Projekt

Das im Oktober 2016 gestartete Projekt „Smart Sensor-based Digital Ecosystem Services“ (S2DES), unterstützt von der Sächsischen Aufbaubank im Förderprogramm InnoTeam, beschäftigt sich mit der domänenübergreifenden wirtschaftlichen Nutzung von Sensordaten. 

Das aus wissenschaftlichen und wirtschaftlichen Partnern bestehende Konsortium befasst sich mit der Fragestellung, welche Mehrwerte bei einer Nutzung von Sensordaten über Domänengrenzen hinweg entstehen und wie diese übergreifend genutzt werden können. So tauschen beispielsweise Agrarbetriebe Daten über Bodenqualität, Schädlingsbefall und weitere wachstumsbeeinflussende Faktoren nicht nur untereinander aus, sondern verknüpfen Umweltdaten mit weiteren Daten und Ergebnissen aus Forschungsprojekten, um ihre Erträge zu optimieren. Gleiches gilt für andere Bereiche:  Informationen aus der Hausautomatisierung (Smart Home) lassen sich nicht nur von den Bewohnern direkt nutzen (z.B. zur Haussteuerung, Lichtsteuerung oder Energieeinsparung durch intelligente Systeme), sondern auch von anderen Dienstleistern, wie ambulanten Pflegediensten oder Familienservices. Allen Beispielen gemeinsam ist, dass durch den Informationsaustauch und die Überwindung von Domänengrenzen ein erheblicher Mehrwert aus bereits vorhandenen Informationen erschlossen werden kann. 
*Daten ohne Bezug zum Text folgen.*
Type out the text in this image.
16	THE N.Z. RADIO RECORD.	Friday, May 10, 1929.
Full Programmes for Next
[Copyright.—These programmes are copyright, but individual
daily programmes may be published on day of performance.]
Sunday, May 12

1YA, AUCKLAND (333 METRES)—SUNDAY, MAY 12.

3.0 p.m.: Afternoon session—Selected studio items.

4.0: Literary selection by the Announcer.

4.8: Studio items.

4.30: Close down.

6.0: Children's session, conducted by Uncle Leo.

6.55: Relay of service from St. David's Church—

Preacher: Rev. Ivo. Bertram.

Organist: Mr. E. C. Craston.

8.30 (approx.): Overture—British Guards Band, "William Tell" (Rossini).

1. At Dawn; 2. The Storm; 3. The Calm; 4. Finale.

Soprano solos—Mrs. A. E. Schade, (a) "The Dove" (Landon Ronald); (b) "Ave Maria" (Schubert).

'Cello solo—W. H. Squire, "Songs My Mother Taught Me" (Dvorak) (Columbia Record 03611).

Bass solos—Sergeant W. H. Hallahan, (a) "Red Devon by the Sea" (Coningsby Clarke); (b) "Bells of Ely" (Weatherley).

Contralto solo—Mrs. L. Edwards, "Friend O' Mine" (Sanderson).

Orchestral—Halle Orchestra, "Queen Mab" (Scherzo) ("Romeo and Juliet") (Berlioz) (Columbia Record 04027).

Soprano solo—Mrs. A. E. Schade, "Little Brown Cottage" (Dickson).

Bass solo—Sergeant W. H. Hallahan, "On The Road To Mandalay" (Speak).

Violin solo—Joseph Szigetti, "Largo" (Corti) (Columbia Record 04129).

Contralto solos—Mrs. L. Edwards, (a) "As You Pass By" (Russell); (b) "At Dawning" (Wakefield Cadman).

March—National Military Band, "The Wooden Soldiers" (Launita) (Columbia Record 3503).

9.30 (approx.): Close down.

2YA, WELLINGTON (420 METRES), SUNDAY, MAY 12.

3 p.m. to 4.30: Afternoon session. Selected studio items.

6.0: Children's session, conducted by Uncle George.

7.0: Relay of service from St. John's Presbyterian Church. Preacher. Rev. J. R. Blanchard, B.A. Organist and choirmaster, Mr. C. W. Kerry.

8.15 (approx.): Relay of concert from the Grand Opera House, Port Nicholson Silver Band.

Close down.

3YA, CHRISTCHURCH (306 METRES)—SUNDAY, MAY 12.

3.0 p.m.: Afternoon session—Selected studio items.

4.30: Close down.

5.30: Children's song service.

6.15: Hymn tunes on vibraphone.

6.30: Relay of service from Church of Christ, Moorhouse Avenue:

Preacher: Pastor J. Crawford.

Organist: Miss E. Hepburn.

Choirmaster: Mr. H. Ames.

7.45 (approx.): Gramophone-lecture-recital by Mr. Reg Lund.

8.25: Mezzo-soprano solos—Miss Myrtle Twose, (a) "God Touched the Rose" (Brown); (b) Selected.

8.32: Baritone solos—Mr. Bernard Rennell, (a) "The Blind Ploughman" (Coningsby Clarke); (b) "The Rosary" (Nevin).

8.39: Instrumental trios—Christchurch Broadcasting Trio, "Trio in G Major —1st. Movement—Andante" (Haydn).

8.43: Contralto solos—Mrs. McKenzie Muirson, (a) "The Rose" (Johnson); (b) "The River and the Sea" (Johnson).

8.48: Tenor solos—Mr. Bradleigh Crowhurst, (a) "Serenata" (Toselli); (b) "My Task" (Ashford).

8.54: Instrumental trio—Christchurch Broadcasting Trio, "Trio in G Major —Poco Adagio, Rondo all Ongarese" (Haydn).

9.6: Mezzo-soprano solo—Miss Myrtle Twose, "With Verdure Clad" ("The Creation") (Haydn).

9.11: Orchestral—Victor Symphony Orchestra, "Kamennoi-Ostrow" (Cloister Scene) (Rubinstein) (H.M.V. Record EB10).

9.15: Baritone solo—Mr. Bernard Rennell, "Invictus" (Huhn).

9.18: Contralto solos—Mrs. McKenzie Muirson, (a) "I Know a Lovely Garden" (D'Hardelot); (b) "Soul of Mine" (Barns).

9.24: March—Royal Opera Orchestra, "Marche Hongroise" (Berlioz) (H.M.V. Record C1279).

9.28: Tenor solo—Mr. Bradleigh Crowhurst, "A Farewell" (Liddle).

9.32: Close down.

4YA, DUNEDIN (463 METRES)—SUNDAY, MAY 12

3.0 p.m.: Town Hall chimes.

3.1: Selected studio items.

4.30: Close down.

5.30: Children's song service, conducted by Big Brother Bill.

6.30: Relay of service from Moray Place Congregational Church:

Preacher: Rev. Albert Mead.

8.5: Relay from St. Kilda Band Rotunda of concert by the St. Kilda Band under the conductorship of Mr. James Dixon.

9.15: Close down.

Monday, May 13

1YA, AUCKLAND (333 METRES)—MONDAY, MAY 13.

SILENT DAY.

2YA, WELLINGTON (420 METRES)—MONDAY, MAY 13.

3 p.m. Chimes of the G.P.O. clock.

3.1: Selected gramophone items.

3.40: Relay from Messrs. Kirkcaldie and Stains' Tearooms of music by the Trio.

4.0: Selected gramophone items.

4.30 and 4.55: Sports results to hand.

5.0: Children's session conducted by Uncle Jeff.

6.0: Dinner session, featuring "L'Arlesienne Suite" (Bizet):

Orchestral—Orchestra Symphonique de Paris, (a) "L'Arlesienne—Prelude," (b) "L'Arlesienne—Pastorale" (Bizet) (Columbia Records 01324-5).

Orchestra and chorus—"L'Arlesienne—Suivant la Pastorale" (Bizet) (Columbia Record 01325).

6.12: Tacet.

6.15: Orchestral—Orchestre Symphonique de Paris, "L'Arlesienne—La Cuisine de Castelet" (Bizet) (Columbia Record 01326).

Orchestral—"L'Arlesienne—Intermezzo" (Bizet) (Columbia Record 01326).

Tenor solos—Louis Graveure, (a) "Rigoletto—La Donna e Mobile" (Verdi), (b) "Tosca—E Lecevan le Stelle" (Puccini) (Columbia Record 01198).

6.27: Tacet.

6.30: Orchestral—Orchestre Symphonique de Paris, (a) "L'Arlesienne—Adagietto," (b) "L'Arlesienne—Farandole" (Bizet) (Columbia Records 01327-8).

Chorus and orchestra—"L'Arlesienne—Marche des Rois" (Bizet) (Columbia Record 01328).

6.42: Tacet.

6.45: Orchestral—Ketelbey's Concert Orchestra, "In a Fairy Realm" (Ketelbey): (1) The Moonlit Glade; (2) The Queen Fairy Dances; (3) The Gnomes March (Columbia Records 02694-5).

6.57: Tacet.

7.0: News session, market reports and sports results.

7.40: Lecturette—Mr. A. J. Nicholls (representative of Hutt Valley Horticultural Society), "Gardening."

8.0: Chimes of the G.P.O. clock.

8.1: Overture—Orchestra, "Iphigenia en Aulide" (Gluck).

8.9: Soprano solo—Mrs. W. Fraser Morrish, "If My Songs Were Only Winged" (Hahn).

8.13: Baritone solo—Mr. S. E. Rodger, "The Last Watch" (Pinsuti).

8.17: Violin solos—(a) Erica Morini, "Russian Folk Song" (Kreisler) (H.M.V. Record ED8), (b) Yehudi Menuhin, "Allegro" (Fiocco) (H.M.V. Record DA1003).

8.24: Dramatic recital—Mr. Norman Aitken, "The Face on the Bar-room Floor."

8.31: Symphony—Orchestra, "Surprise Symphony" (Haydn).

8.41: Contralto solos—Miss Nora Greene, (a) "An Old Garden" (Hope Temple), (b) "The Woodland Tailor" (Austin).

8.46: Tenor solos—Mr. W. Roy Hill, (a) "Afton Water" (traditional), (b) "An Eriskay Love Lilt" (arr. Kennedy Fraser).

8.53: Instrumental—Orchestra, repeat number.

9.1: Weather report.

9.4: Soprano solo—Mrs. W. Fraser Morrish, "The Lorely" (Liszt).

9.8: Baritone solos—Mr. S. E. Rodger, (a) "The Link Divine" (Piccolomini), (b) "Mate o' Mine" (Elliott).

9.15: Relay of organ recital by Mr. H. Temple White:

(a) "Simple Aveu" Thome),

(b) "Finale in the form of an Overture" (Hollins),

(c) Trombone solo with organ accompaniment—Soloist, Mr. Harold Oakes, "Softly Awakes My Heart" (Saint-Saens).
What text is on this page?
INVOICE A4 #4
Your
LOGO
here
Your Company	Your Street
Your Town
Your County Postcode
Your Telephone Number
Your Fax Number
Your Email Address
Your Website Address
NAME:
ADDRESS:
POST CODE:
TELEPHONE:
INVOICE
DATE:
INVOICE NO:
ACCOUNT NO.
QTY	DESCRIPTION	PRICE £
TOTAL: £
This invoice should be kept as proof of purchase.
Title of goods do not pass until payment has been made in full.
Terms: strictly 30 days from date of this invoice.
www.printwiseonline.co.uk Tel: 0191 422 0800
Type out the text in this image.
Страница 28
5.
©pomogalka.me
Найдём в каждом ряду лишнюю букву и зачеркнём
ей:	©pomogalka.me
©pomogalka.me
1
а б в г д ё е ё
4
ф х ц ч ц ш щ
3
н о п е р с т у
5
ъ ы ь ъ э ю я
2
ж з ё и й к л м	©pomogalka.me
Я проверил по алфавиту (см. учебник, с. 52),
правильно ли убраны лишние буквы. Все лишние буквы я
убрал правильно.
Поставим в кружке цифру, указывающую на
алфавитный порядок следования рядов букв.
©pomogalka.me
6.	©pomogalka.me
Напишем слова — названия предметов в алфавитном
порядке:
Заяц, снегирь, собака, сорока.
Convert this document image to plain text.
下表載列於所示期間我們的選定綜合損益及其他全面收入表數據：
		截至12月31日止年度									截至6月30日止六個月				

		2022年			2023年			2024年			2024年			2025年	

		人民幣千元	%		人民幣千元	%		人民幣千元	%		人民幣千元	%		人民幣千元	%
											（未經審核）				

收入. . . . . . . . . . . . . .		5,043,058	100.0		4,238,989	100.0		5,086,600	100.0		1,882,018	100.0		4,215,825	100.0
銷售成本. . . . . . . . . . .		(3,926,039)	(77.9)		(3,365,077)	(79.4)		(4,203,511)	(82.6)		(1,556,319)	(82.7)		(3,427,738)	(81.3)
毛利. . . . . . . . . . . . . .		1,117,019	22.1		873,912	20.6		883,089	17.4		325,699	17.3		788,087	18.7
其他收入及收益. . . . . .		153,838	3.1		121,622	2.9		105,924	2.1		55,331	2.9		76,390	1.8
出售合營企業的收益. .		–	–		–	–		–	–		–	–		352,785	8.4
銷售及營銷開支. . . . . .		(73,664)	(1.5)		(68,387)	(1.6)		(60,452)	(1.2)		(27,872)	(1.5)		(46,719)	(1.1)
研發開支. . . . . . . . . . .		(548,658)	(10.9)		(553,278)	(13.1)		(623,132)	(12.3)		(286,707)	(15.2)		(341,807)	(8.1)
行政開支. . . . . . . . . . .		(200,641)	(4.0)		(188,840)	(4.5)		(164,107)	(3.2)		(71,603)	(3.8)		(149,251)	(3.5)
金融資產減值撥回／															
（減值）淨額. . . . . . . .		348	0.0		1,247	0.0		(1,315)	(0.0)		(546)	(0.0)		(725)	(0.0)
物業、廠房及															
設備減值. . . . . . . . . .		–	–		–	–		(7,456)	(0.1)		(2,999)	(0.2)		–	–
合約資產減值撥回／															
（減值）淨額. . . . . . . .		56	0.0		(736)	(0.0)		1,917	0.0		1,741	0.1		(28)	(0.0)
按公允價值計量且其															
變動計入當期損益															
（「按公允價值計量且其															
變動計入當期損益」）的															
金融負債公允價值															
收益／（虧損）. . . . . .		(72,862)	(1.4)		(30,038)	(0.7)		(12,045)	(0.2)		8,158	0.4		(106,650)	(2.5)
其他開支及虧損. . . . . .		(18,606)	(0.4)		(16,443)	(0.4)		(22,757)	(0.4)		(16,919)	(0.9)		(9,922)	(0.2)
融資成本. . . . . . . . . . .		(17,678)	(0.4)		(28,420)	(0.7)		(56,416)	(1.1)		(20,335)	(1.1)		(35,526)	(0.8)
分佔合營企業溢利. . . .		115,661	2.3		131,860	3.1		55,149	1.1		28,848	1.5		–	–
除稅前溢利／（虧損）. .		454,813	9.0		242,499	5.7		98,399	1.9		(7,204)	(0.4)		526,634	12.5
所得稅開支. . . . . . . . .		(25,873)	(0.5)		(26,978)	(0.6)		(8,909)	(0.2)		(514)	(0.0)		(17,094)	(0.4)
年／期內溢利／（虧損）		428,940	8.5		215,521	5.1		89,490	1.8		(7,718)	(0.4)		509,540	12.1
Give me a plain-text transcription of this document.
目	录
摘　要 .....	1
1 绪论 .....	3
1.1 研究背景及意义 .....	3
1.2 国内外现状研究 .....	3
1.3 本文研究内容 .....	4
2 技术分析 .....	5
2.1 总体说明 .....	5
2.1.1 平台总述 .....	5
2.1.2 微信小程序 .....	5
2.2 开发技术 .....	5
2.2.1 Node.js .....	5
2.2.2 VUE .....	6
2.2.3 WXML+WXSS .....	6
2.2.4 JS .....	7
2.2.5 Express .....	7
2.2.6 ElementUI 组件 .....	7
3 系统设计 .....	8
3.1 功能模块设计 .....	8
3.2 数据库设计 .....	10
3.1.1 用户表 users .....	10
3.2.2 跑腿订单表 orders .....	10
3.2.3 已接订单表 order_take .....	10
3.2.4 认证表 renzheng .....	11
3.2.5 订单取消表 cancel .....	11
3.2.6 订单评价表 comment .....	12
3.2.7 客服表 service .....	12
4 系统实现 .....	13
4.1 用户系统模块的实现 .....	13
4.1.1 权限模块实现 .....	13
© André Künzelmann / Helmholtz-Zentrum für Umweltforschung GmbH – UFZ
© André Künzelmann / Helmholtz-Zentrum für Umweltforschung GmbH – UFZ
© André Künzelmann / Helmholtz-Zentrum für Umweltforschung GmbH – UFZ

Basis für die Umsetzung sind smarte, hoch flexible und modulare Informationssysteme, die die Bereitstellung und Nutzung von Sensordaten durch unterschiedliche Nutzergruppen unterstützen, große Datenmengen verarbeiten, Expertenwissen in Form von Methoden beliebig integrieren sowie kooperative Marktplatzfunktionalitäten für die wirtschaftliche Verwertung anbieten können. Die dafür erforderliche Referenzarchitektur sowie geeignete integrierte Modelle für eine unternehmensübergreifende Plattform sollen im Projekt entwickelt werden. Ein weiteres Projektziel ist die Erarbeitung eines Qualifizierungskonzeptes für Unternehmen, die Daten und/oder Methoden im Verbund domänenübergreifend nutzen möchten. Eine besondere Rolle spielen dabei Validierungsszenarios in den drei Domänen UMWELT, ENERGIE und GESUNDHEIT, anhand dieser die übergreifenden Konzepte entwickelt und erprobt werden.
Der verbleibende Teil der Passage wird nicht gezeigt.